Москва. Трубниковский переулок. Года – девятьсот восемнадцатый, девятнадцатый, двадцатый. Зима. –

Где сердце Москвы? и не там ли, где твое сердце?.. Маями пустынно в Москве, белые сумерки ворошат душу. Раньше сотни лет подряд, декабрями в переулках, в Москве кричали торговцы:

– Ря-азань! Ря-аазааань яблакооо! – –

Слова, автору, мне – как монета нумизмату. Рязань – яблоко! – в декабрях, когда дни коротки и каждый день – как белый дом в переулочке, с печным огнем и длинным вечером у книг, – приносили антоновские яблоки, промороженные до костей и морозящие до лопаток, – в яблоках тонкими иглами сверкали льдинки, яблоки казались гнилыми – и пахнули таким старым и крепким вином! – Там, в декабрях, далеко от лета и яблоки в декабре казались гнилыми – их страшно было коснуться! – и яблоки пахли древним вином. – – Эти яблоки, как дома в переулках, белые дома с колонками, ушли в отошедшую сотню лет, в декабри, в закоулки старых российских зим.

А июнем – –

московский Кремль – сед, во мхах. На Спасских воротах бьют часы:

– Кто там заспал на Спас-башне?!

Чтобы пройти в Кремль в лето тысяча девятьсот двадцать первое, – в лето, как каменные бабы из курганов, – над Москвою белесые ночи в июне и декреты спутали время на два часа, – чтобы пропустить в Кремль белесой ночью, из Кутафьи-башни звонят в комендатуру. Кремль стоит седой, в ночной, как мхи, белесой мути стоят солдаты – в шлемах и в рубахах, похожих ночью на кольчуги. Из комендатуры точно спрашивают об имени и мандатах, и тогда пропускает стража в шлемах – по Троицкому мосту – в Троицкие ворота – в Кремль. Пушки во мхах мути, стоят как столетье, – Дворцовая улица пустынна.

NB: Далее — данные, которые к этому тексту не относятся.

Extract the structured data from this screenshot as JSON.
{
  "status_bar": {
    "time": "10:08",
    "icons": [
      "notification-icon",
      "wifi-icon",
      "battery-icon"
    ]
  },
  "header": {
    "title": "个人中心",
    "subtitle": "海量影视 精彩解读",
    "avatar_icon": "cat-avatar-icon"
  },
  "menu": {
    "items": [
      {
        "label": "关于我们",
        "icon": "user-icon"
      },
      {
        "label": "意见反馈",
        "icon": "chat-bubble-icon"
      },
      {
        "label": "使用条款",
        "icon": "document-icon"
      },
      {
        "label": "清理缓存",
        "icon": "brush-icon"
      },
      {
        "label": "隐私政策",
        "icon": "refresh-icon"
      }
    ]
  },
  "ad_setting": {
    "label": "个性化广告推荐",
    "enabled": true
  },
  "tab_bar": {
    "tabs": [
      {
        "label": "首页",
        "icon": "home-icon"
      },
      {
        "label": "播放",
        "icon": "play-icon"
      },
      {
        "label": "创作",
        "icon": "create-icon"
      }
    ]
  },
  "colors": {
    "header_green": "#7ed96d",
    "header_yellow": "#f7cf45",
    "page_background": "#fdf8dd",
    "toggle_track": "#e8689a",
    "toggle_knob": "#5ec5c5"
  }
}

Из древнего дворца, с террасы, откуда Иван Грозный бросал котят за Кремлевскую стену, – вся Москва у ног. Сердце Ивана Грозного было, должно быть, как поджаренная жаба. Внизу по стене за зубцами ходит часовой. Замоскворечье легло блюдцем – тем, с которого купцы пьют чай. Арбата нет, Румянцевский музей заменил горизонт, чертит небо осьмнадцатым веком. Лоб Лубянского холма стал товарищем. И огни, огни, огни. И белесое небо во мхах. И вся Москва в дыму, ибо – кругом горят леса. Это стою там, где стоял Грозный – я, писатель, – и рядом со мной стоит человек, писатель, большевик, имя которого в революционном синодике поставлено в первом десятке. Автомобиль, уставший стоять, весь день кроил Москву – но человек устал, и вот он стоит в нижней рубашке с расстегнутым воротом, сутулясь. Там – Москва, Рязань, Подмосковье, Поочье, Поволжье – Россия. Здесь – совнарком, власть октябрьских воль, – и – тоже – Россия… Кремль – сед!

В комнате, где, должно быть, молился Иван Грозный, – стол, диван, стул, шкаф с книгами – и больше ничего. А за окнами конюшни и башни. В этой комнате – мне спать. Мы говорим. На Спасских воротах бьют часы:

– Кто-там-заспал-на-Спас-баш-не-э?!

Человеку – стать в рост каменной бабы, чтоб не увидать в пути от груди к шее рытвин и пор – чтоб увидать, как художнику, прекрасную красоту. Надо ли целовать ее колена? – Над Москвой, над Россией, над миром – революция, прекрасная воля. – Какой черт, вопреки черта и Бога, махнул Земным Шаром в межпланетную Этну? – Что такое мистика? – если зондом хирурга покопошить в язве Успенья-на-могильцах, что застроили купцы язвами небоскребов, – что такое мистика?! – Мхи на каменной груди бабы… Встать в рост каменной бабы – с зондом хирурга, – а ведь этим бабам молились вотичи!..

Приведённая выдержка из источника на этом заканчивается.